Monir Elias Bounadi: The Foundations of Graph Pebbling

Graph pebbling modeling started as a method for solving a combinatorial number theory conjecture by Erdős and Lemke. Using this method, Chung proved the conjecture in 1989. Since then, the literature has grown considerably. Several variations and possible applications have been discussed, in graph theory, computer science and network optimization.

The main focus in graph pebbling is graphs, mathematical structures modeling binary relations between vertices. To every vertex in some graph we assign a number of pebbles. If two pebbles are moved across an edge joining two distinct vertices, one pebble arrives and one pebble is lost. This is called a pebbling step.

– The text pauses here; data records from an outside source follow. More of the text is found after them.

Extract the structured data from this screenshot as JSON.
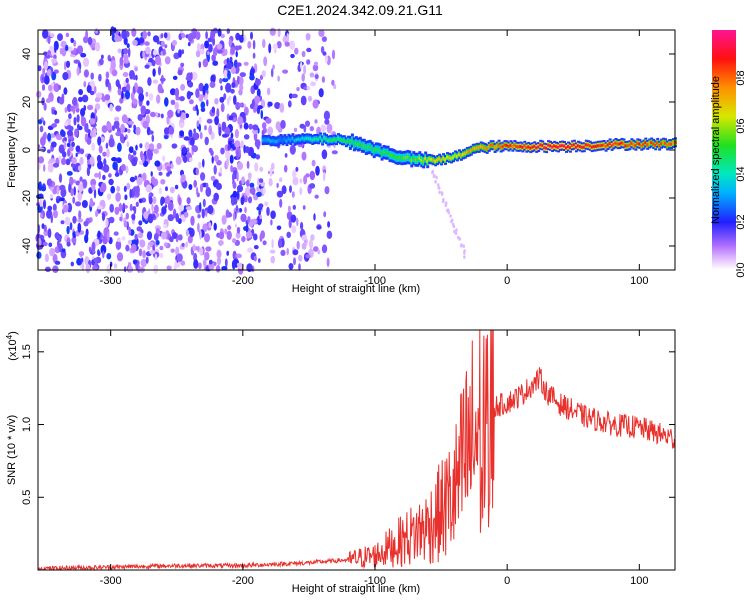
{
  "title": "C2E1.2024.342.09.21.G11",
  "chart_data": [
    {
      "type": "heatmap",
      "xlabel": "Height of straight line (km)",
      "ylabel": "Frequency (Hz)",
      "xlim": [
        -355,
        127
      ],
      "ylim": [
        -50,
        50
      ],
      "xticks": [
        -300,
        -200,
        -100,
        0,
        100
      ],
      "yticks": [
        -40,
        -20,
        0,
        20,
        40
      ],
      "colorbar": {
        "label": "Normalized spectral amplitude",
        "range": [
          0,
          1
        ],
        "ticks": [
          0.0,
          0.2,
          0.4,
          0.6,
          0.8
        ],
        "tick_labels": [
          "0.0",
          "0.2",
          "0.4",
          "0.6",
          "0.8"
        ]
      },
      "signal_track": [
        {
          "x": -185,
          "y": 4.5,
          "amp": 0.35
        },
        {
          "x": -170,
          "y": 4.0,
          "amp": 0.3
        },
        {
          "x": -150,
          "y": 4.5,
          "amp": 0.45
        },
        {
          "x": -130,
          "y": 4.5,
          "amp": 0.5
        },
        {
          "x": -115,
          "y": 3.0,
          "amp": 0.55
        },
        {
          "x": -100,
          "y": 0.0,
          "amp": 0.55
        },
        {
          "x": -85,
          "y": -2.5,
          "amp": 0.55
        },
        {
          "x": -70,
          "y": -4.0,
          "amp": 0.6
        },
        {
          "x": -55,
          "y": -4.5,
          "amp": 0.75
        },
        {
          "x": -40,
          "y": -3.0,
          "amp": 0.7
        },
        {
          "x": -25,
          "y": 0.5,
          "amp": 0.8
        },
        {
          "x": -10,
          "y": 1.5,
          "amp": 0.85
        },
        {
          "x": 10,
          "y": 1.5,
          "amp": 0.95
        },
        {
          "x": 40,
          "y": 1.5,
          "amp": 1.0
        },
        {
          "x": 70,
          "y": 2.0,
          "amp": 0.95
        },
        {
          "x": 95,
          "y": 2.5,
          "amp": 0.9
        },
        {
          "x": 120,
          "y": 2.5,
          "amp": 0.85
        }
      ]
    },
    {
      "type": "line",
      "xlabel": "Height of straight line (km)",
      "ylabel": "SNR (10 * v/v)",
      "y_multiplier": "(x10",
      "y_multiplier_exp": "4",
      "xlim": [
        -355,
        127
      ],
      "ylim": [
        0,
        1.65
      ],
      "xticks": [
        -300,
        -200,
        -100,
        0,
        100
      ],
      "yticks": [
        0.5,
        1.0,
        1.5
      ],
      "ytick_labels": [
        "0.5",
        "1.0",
        "1.5"
      ],
      "series": [
        {
          "color": "#e8302c",
          "x": [
            -355,
            -300,
            -250,
            -200,
            -150,
            -120,
            -100,
            -80,
            -60,
            -50,
            -40,
            -30,
            -20,
            -15,
            -10,
            0,
            10,
            20,
            25,
            30,
            40,
            60,
            80,
            100,
            127
          ],
          "y": [
            0.01,
            0.02,
            0.03,
            0.03,
            0.05,
            0.07,
            0.1,
            0.2,
            0.3,
            0.4,
            0.52,
            0.8,
            1.0,
            0.9,
            1.12,
            1.15,
            1.2,
            1.28,
            1.32,
            1.22,
            1.14,
            1.05,
            1.0,
            0.98,
            0.9
          ]
        }
      ]
    }
  ]
}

The basic question in graph pebbling asks if one may from a given distribution of pebbles on a set of vertices move to another distribution on the same set via a series of pebbling steps.

In this Master's thesis we approach the above question using two models: a deterministic, which includes the notion of a pebbling number, and a probabilistic, which includes the notion of a threshold.

For both these models we clarify earlier proofs, and provide new proofs, of foundational theorems in graph pebbling. These results constitute the backbone for our discussion on recent research, which concentrates on generalizing and extending central notions in graph pebbling, for example the generalized idea of a pebbling number: the pi-pebbling function. Simultaneously, a corollary to the so called cover pebbling theorem is derived. This corollary lets us prove established, and newly found, theorems.

Regarding applications in graph pebbling, we argue that one should generalize existing results, and incorporate directed graphs into a bigger part of the theory. We suggest how this can be done.